There were 267 eligible patients, who were randomly allocated to receive either loose larvae, bagged larvae or hydrogel. These were applied in the debridement phase of the patient’s treatment (i.e. the phase when dead tissue is removed from the ulcer). Larvae were left on the wound for three to four days. After debridement, all patients had a standard dressing without compression. In this study, the compression aspect of treatment was not compromised and nurses used this as appropriate, although it could not be used when larvae were in place.
The researchers compared the time it took for the ulcer to completely heal between the three groups, as judged by two nurses. Photographs were taken every week for the first six months, and then monthly thereafter. These were used to independently assess healing by a third party, who was unaware of the treatment allocation. The researchers also assessed other outcomes, including the length of time until debridement, bacteria in wounds, quality of life, adverse events and pain.

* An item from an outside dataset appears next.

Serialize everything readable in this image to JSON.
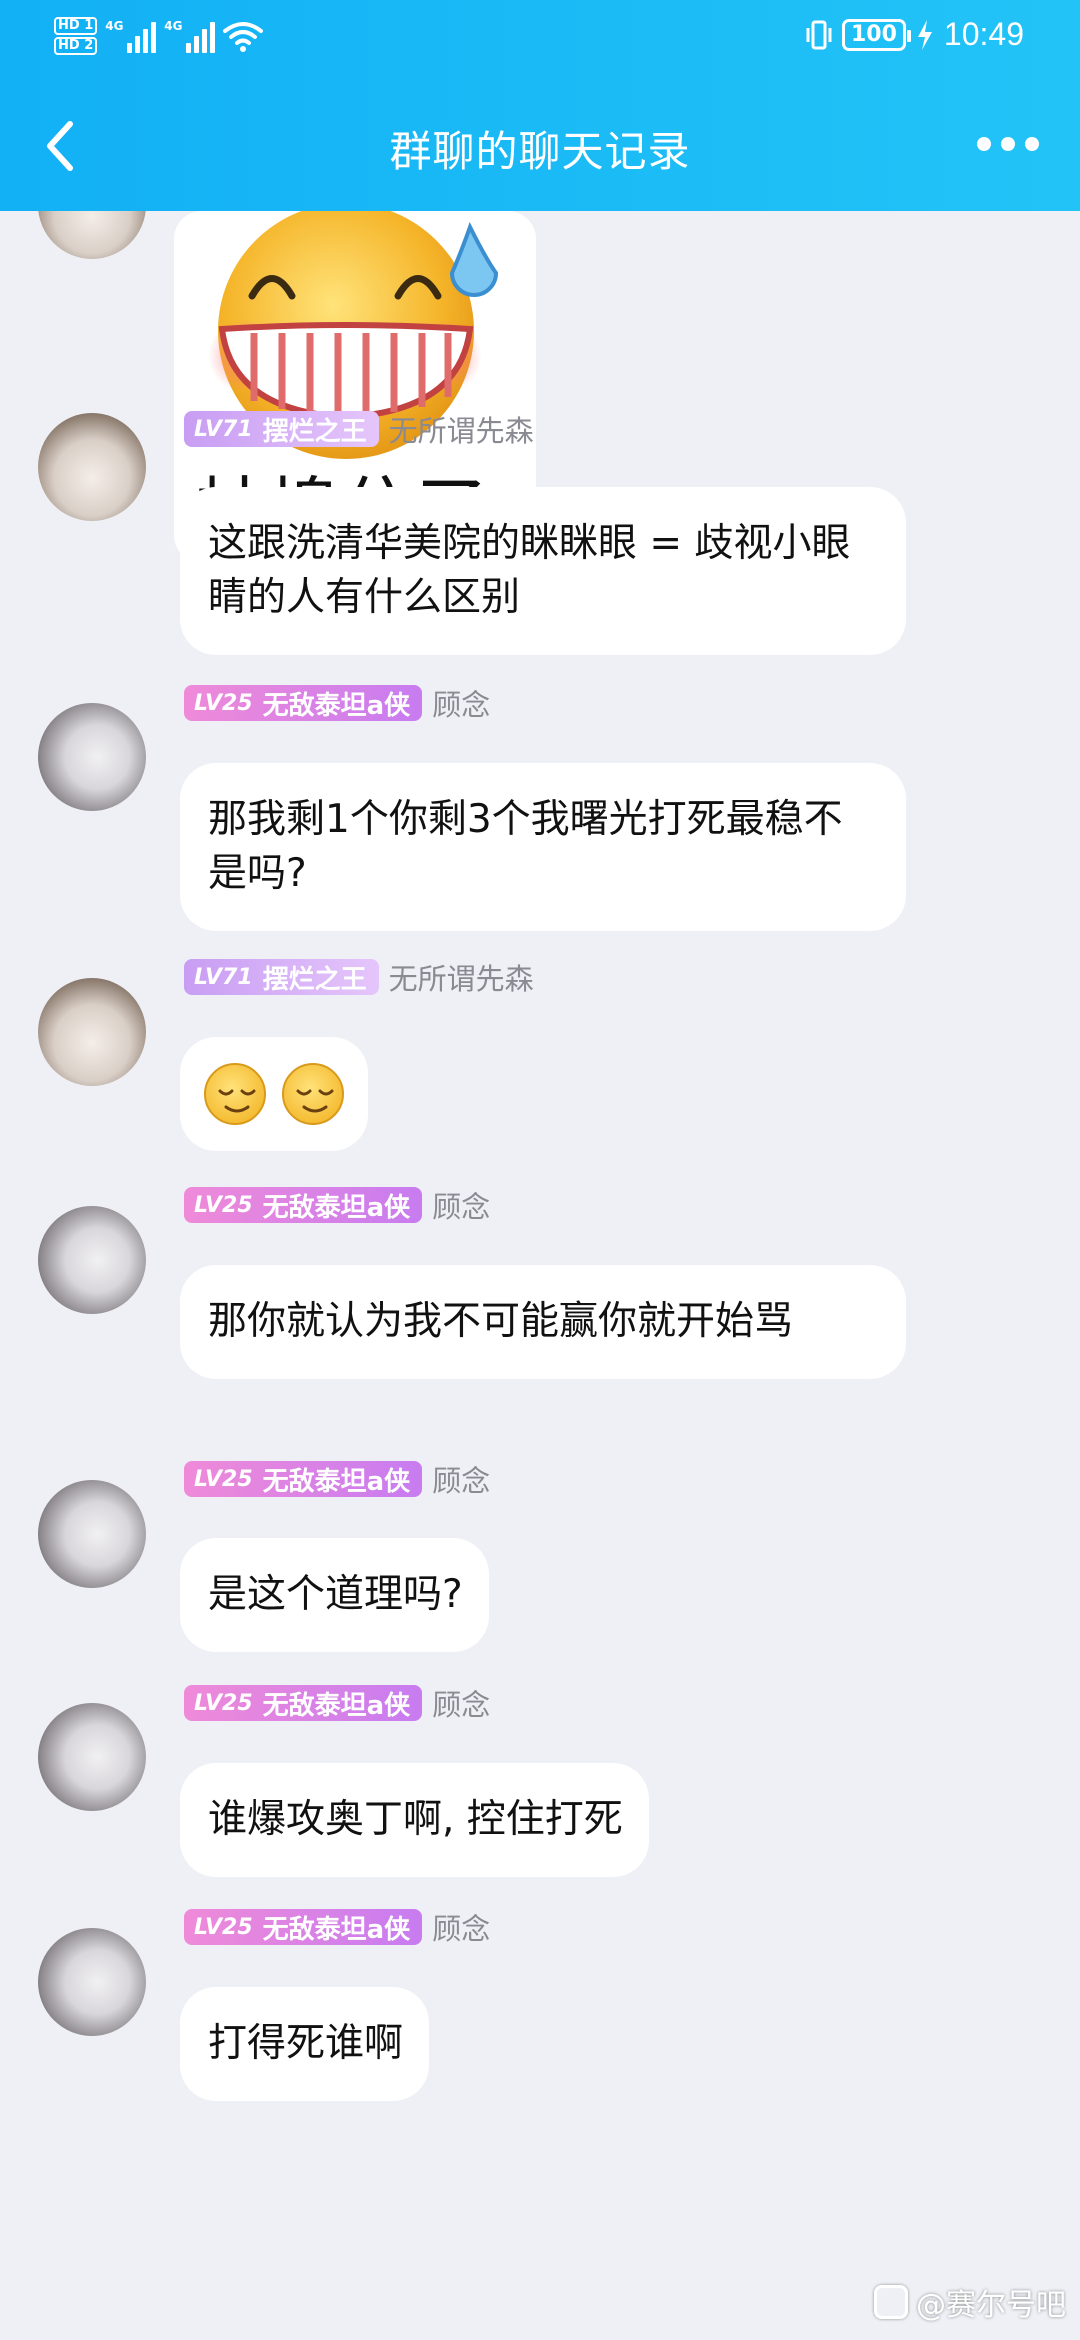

There was no difference between the three groups in the time that it took for the ulcers to heal. There was no significant difference in chance of healing between hydrogel and larval therapy (loose larvae and bagged larvae combined).
Loose larvae debrided the wounds quicker than either bagged larvae or hydrogel, but when the larval treatments were combined into one, there was no difference in time to debridement compared with hydrogel. However, the larval therapy debrided the patients' wounds twice as fast as hydrogel (HR 2.31, 95% CI 1.65 to 3.24).
The three groups showed no significant differences in bacteria levels in the wounds or in adverse events. Patients in the larval groups reported significantly more pain than those in the hydrogel groups.
The researchers report that there is no evidence that larval therapy using loose or bagged larvae reduces the healing time of ulcers compared with hydrogel. However, their study does suggest that larvae are better at debridement than hydrogel. Although pain was greater in the larval therapy group, this was “probably transient”, and it did not have an affect on the regular quality-of-life measurements.
This randomised controlled trial provides the strongest evidence to date about the effects of larval therapy on leg ulcer healing. It found that there was no difference in the healing of leg ulcers when larval therapy was used for debridement compared with using hydrogel dressings.
These results can be interpreted in different ways, as reflected in the newspaper headlines. No difference can be interpreted as ‘just as good as’ or ‘no better than’. The important points are:
The researchers highlight some limitations of their study, including the difficulty they had in recruiting enough people who met their criteria of “sloughy” ulcers (i.e. ones with sufficient dead tissue to indicate larval therapy as an option). As such, the study is likely to be underpowered, and there is a greater risk that positive results are false positives, or that the study misses true differences between treatment groups. The researchers also did not investigate debridement in the long term, i.e. whether wounds remained debrided. Another limitation is that they only measured total bacterial load in the wound and didn’t investigate particular types of bacteria (except MRSA).
There are still unanswered questions regarding larval therapy, and the researchers say that “future treatment decisions should be fully informed by the finding that there is no evidence of an impact on healing time”.